Every so often in this business you meet a guy who’s special, pretty cool is how I say it. Mark Zacher’s one of those guys. He’s from South Dakota and he won the “Fish with Ike” Sweepstakes back in April. We did our day on the water last Monday on the Mississippi right after our Elite Series tournament.
I knew right away that he was a serious bass angler. He looked and talked the part. I call guys like him Fish-Heads. Now, that’s in no way a derogatory term, and it has nothing to do with his appearance. He looks just fine.
It does, however, have everything to do with his passion for fishing. Mark lives, eats and breaths bass fishing. That’s my kind of guy. He knows his tackle, what it will do and how to use it. And, he likes to be on the water. It’s what he’s about, really. Most important of all, he wants to learn.
We decided what we were going to do before we ever left the dock. It was going to be a practice type day. That means new water, fishing around and trying to figure out what they were doing. We devoted the first half of our day to largemouth. The second half of our day was all about smallies.
I thought that would be a good approach given the high level of his experience. There was no point in my going to a spot where I knew there would be fish, pointing and telling him where to throw his lure. He’s way beyond that.
We had a great time. It was pretty much a typical Mississippi River bass fishing. I’d guess we caught 20 fish each, maybe a few more, but they were mostly small. Mark had one right at 3 pounds and I had one almost that big.
While we were fishing we talked about tackle and equipment. I’m always impressed with the knowledge guys like him show. He knew what was going on, how to use everything, and generally showed that he was on top of his game. I showed him a few things and he showed me a few things.

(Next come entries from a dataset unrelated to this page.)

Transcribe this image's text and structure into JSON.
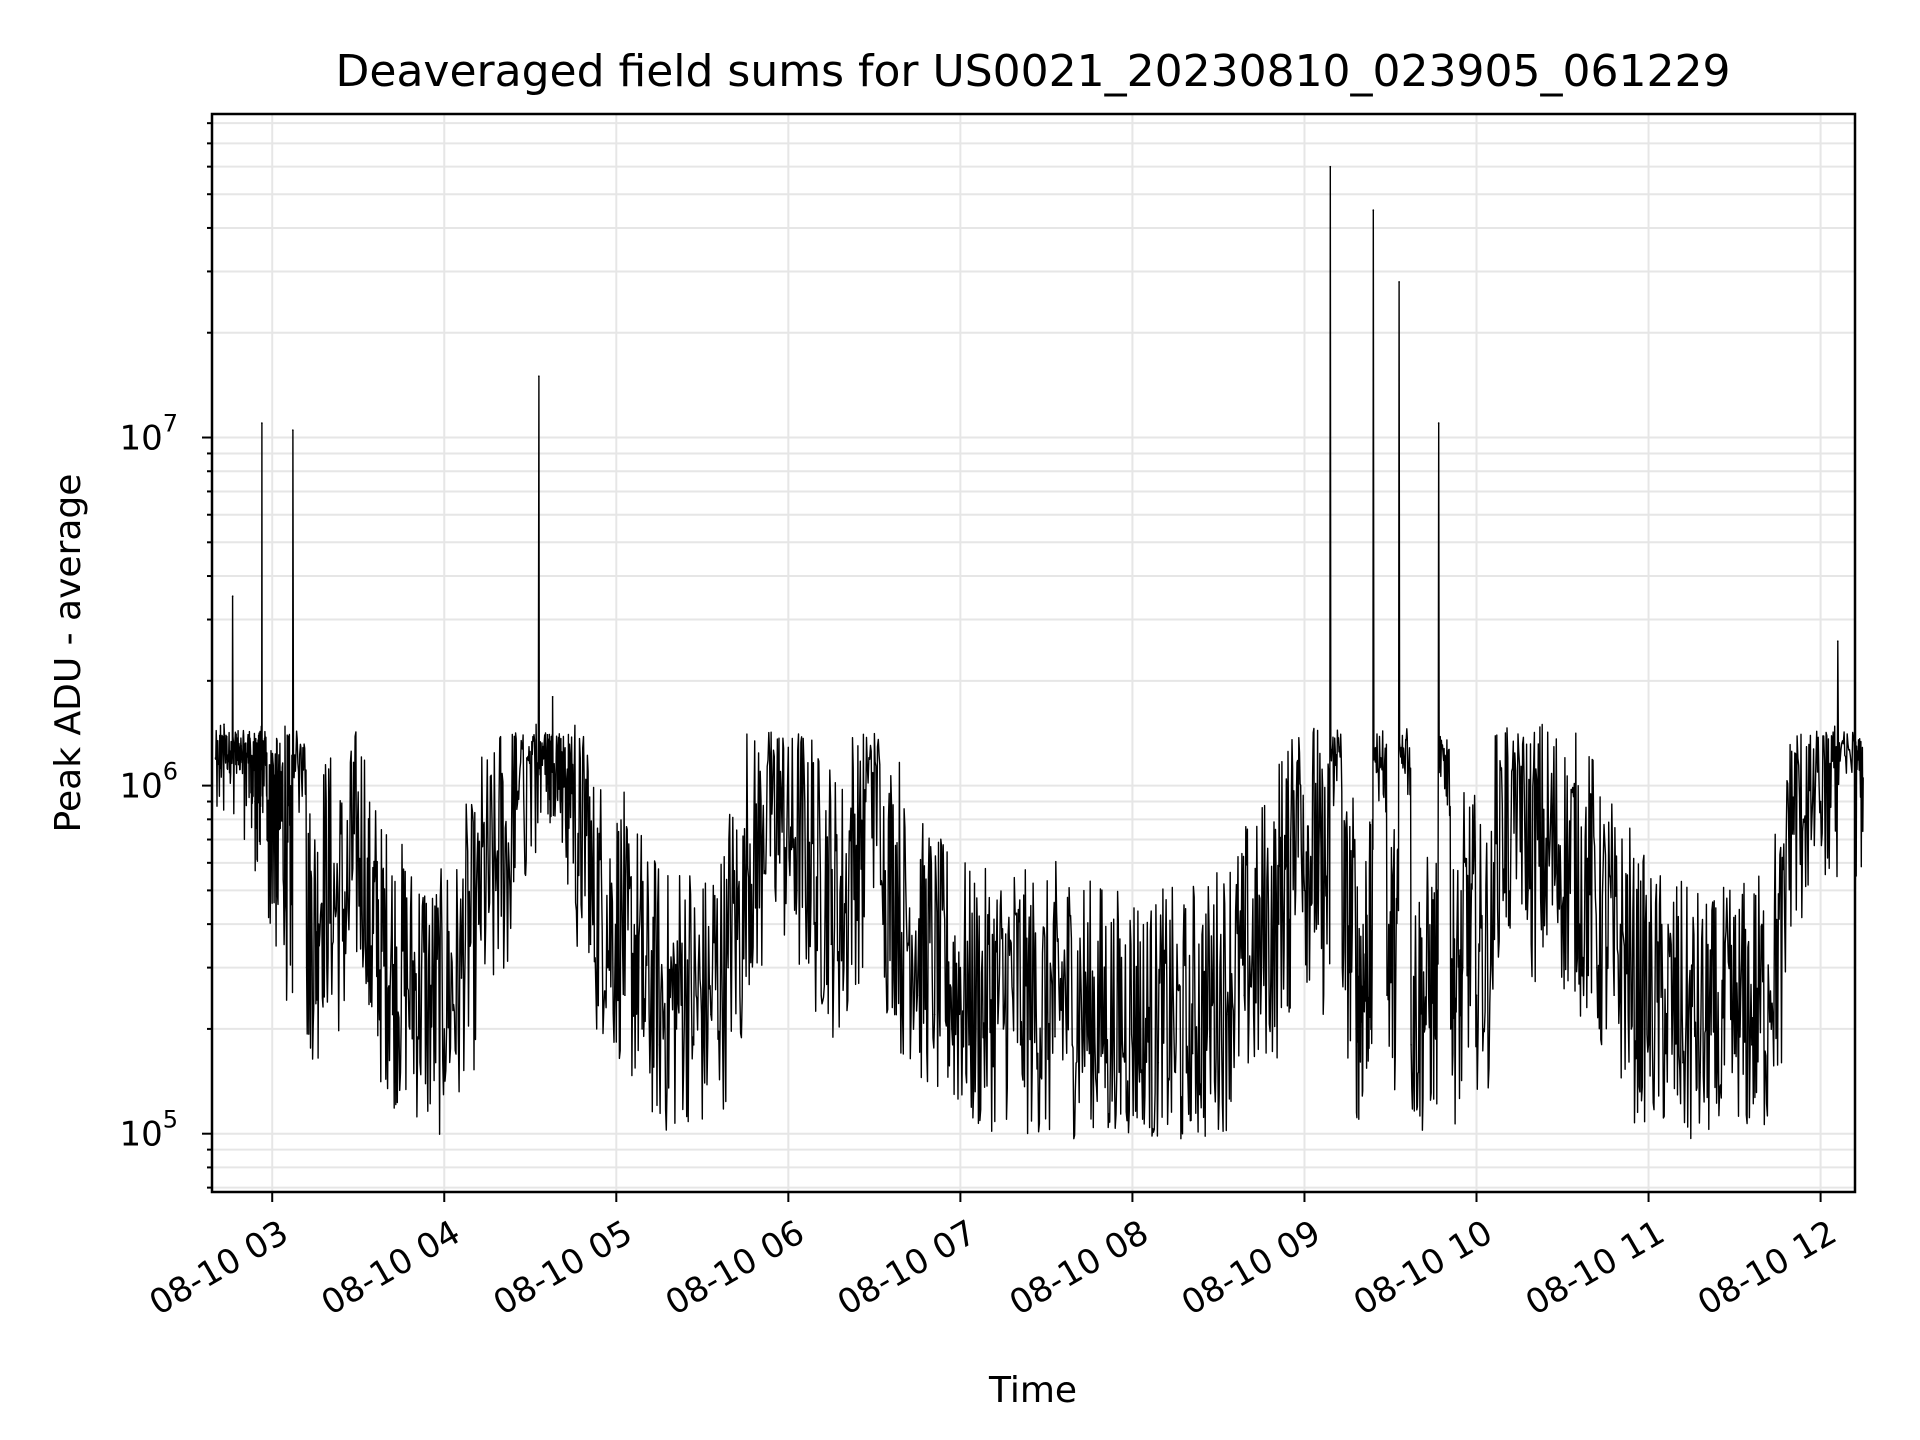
{
  "chart_data": {
    "type": "line",
    "title": "Deaveraged field sums for US0021_20230810_023905_061229",
    "xlabel": "Time",
    "ylabel": "Peak ADU - average",
    "yscale": "log",
    "ylim": [
      68000,
      85000000
    ],
    "xlim": [
      "2023-08-10 02:39",
      "2023-08-10 12:12"
    ],
    "grid": true,
    "x_tick_labels": [
      "08-10 03",
      "08-10 04",
      "08-10 05",
      "08-10 06",
      "08-10 07",
      "08-10 08",
      "08-10 09",
      "08-10 10",
      "08-10 11",
      "08-10 12"
    ],
    "y_tick_labels": [
      {
        "base": "10",
        "exp": "5",
        "value": 100000
      },
      {
        "base": "10",
        "exp": "6",
        "value": 1000000
      },
      {
        "base": "10",
        "exp": "7",
        "value": 10000000
      }
    ],
    "series": [
      {
        "color": "#000000",
        "note_points": "x in hours of 2023-08-10",
        "x": [
          2.67,
          2.72,
          2.77,
          2.82,
          2.86,
          2.9,
          2.92,
          2.94,
          2.97,
          3.02,
          3.08,
          3.12,
          3.2,
          3.27,
          3.35,
          3.45,
          3.55,
          3.62,
          3.7,
          3.8,
          3.9,
          4.0,
          4.1,
          4.2,
          4.3,
          4.4,
          4.48,
          4.55,
          4.6,
          4.63,
          4.68,
          4.75,
          4.85,
          4.95,
          5.05,
          5.15,
          5.25,
          5.35,
          5.45,
          5.55,
          5.65,
          5.75,
          5.85,
          5.95,
          6.05,
          6.15,
          6.25,
          6.35,
          6.45,
          6.55,
          6.65,
          6.75,
          6.85,
          6.95,
          7.05,
          7.15,
          7.25,
          7.35,
          7.45,
          7.55,
          7.65,
          7.75,
          7.85,
          7.95,
          8.05,
          8.15,
          8.25,
          8.35,
          8.45,
          8.55,
          8.65,
          8.75,
          8.85,
          8.92,
          9.0,
          9.08,
          9.15,
          9.22,
          9.3,
          9.35,
          9.4,
          9.48,
          9.55,
          9.62,
          9.7,
          9.78,
          9.85,
          9.92,
          10.0,
          10.1,
          10.2,
          10.3,
          10.4,
          10.5,
          10.6,
          10.7,
          10.8,
          10.9,
          11.0,
          11.1,
          11.2,
          11.3,
          11.4,
          11.5,
          11.6,
          11.7,
          11.8,
          11.9,
          12.0,
          12.1,
          12.2
        ],
        "y": [
          1200000,
          1500000,
          3500000,
          1300000,
          1400000,
          900000,
          1200000,
          11000000,
          700000,
          600000,
          450000,
          10500000,
          300000,
          400000,
          350000,
          500000,
          300000,
          250000,
          220000,
          200000,
          180000,
          200000,
          280000,
          400000,
          500000,
          900000,
          1200000,
          15000000,
          1400000,
          1800000,
          900000,
          600000,
          350000,
          300000,
          250000,
          200000,
          180000,
          200000,
          180000,
          220000,
          300000,
          500000,
          700000,
          600000,
          500000,
          400000,
          350000,
          500000,
          900000,
          400000,
          300000,
          250000,
          220000,
          200000,
          180000,
          190000,
          200000,
          180000,
          170000,
          190000,
          180000,
          170000,
          160000,
          170000,
          150000,
          160000,
          150000,
          170000,
          190000,
          220000,
          250000,
          300000,
          400000,
          700000,
          500000,
          400000,
          60000000,
          300000,
          200000,
          250000,
          45000000,
          250000,
          28000000,
          180000,
          200000,
          11000000,
          200000,
          300000,
          250000,
          600000,
          700000,
          500000,
          500000,
          450000,
          400000,
          300000,
          250000,
          200000,
          180000,
          170000,
          160000,
          150000,
          160000,
          170000,
          180000,
          250000,
          700000,
          800000,
          900000,
          2600000,
          1000000
        ]
      }
    ]
  }
}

I want to thank my sponsors. They put together a really nice package of tackle. We spent a lot of time going over what he had and how I think he might want to use it.
Things like this are good for our sport. It puts everyone in contact with everyone else. That makes sure the up-and-coming anglers get a chance to meet and fish with those of us who’ve been around for a while. Frankly, I’d like to see more contests and events like this. I know I had a good time and I know that he did, too.
One final thought: If you have any doubts about how small and close knit the fraternity of bass tournament anglers is consider the fact that Mark fishes with Jami Fralick’s dad. How’s that for proving we live in a small world?
Good luck to you in the future, Mark!